Inciucioni miei,
la televisione sta riesumando i suoi mostri sacri e stavolta tocca a Ok, il prezzo è giusto!. Il game show che ha cresciuto generazioni davanti alla tv sta per tornare ufficialmente dove è diventato leggenda: Mediaset. Altro che revival nostalgico, qui si parla di una mossa studiata al millimetro. Cologno Monzese ha chiuso l’accordo con Fremantle, soffiando il format alla Rai che già pregustava il colpaccio.
Il ritorno del programma non è più un “se”, ma un “quando”. E mentre le scenografie si immaginano già piene di lucine e premi improbabili, il vero inciucio gira tutto intorno a una domanda: chi lo conduce?
Da settimane rimbalza sempre lo stesso nome, sottovoce ma neanche troppo: Samira Lui.
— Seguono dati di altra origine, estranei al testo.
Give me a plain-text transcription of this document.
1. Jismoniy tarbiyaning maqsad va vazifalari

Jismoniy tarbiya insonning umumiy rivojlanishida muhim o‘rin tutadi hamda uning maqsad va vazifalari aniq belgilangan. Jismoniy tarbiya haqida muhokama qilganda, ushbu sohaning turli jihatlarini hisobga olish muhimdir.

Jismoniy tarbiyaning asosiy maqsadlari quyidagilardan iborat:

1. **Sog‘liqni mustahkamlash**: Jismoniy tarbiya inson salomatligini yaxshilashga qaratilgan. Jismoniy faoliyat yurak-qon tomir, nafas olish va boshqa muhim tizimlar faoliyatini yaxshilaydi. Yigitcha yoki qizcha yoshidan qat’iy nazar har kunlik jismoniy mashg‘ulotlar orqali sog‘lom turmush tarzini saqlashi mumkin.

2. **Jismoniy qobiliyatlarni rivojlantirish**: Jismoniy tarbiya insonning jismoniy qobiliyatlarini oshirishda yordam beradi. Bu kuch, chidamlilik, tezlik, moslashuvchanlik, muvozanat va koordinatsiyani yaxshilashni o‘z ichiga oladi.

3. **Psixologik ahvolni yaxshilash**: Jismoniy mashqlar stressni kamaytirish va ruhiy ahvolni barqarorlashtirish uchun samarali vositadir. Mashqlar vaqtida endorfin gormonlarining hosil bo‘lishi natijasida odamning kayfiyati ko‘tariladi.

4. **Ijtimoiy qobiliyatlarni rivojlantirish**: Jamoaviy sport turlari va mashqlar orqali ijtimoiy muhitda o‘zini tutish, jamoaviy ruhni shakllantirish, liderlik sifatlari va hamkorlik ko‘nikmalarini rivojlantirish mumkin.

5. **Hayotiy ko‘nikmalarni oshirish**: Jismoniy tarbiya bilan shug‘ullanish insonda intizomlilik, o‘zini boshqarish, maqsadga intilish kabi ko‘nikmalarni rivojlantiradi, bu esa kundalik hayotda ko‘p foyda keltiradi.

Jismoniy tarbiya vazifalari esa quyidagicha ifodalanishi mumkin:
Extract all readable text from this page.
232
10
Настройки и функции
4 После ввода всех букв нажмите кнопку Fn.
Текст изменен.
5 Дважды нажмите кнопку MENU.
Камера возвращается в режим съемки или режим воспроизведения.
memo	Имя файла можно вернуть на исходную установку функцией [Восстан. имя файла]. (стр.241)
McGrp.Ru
Volto fresco, presenza fissa a La Ruota della Fortuna, sguardo che buca lo schermo e quell’aria da “piaccio senza sforzarmi”. E quando a parlare di lei non è una qualunque, ma Iva Zanicchi, allora la faccenda si fa seria.
La storica regina di Ok, il prezzo è giusto! – tredici anni di conduzione, mica due puntate estive – ha deciso di dire la sua.E lo ha fatto a modo suo: diretto, istintivo, senza filtri televisivi.
“È bellissima, giovane, spigliata. Una che arriva subito alla gente”, ha detto senza giri di parole.
Traduzione: promossa.
Perché per Iva, il segreto non è solo saper stare davanti a una telecamera, ma piacere “di pancia”. E Samira, secondo lei, ce l’ha.
Non solo. La Zanicchi ha praticamente scritto il copione del futuro: Samira al timone e lei lì, pronta a vigilare.
“Se lei fa la mamma del programma, io posso fare la nonna”, ha scherzato. Ma neanche troppo. Perché subito dopo ha sganciato la bomba: affiancarla all’inizio con un volto esperto. E quel volto, guarda caso, sarebbe il suo.
Un’idea che sa di passaggio di testimone fatto bene, senza traumi e senza finta rottamazione del passato. Anche perché Ok, il prezzo è giusto! senza Iva, per molti, è come il prosciutto senza pane.
Nel racconto spunta anche un retroscena che profuma di televisione vera: quando Silvio Berlusconi, nel 1985, la convinse a mollare (un po’) la musica per buttarsi nella conduzione. Lei disse no. Poi lui insistette. E la storia è nota: un mese di registrazioni, un anno di messa in onda e un programma diventato culto popolare.
Ma attenzione, perché su questo punto Iva Zanicchi è stata chiarissima anche di recente. Durante una sua intervista a Belve, la cantante non ha lasciato spazio a interpretazioni: Ok, il prezzo è giusto! senza di lei non può funzionare. Per la Zanicchi, la sua presenza non è un dettaglio né un omaggio al passato, ma una garanzia. E senza quella garanzia, il rischio è uno solo: il flop.
Una presa di posizione netta, che suona più come un ultimatum che come una battuta televisiva.
Ora il cerchio potrebbe chiudersi. Un volto giovane davanti, una leggenda alle spalle e un titolo che non ha bisogno di presentazioni. E a questo punto diciamolo: sarebbe pure carino vederle insieme, Samira Lui e Iva Zanicchi, una accanto all’altra alla conduzione.
Niente strappi, niente rivoluzioni. Da una parte l’energia nuova di Samira, dall’altra l’occhio lungo e l’esperienza di Iva. Una coppia che metterebbe d’accordo tutti, pubblico storico e curiosi dell’ultima ora.
Samira Lui sarà davvero la nuova padrona dei prezzi, delle offerte e dei premi assurdi?
Inciucioni miei, fate attenzione: quando parla Iva Zanicchi, raramente lo fa a caso.E il messaggio, per chi deve capire, è già chiarissimo.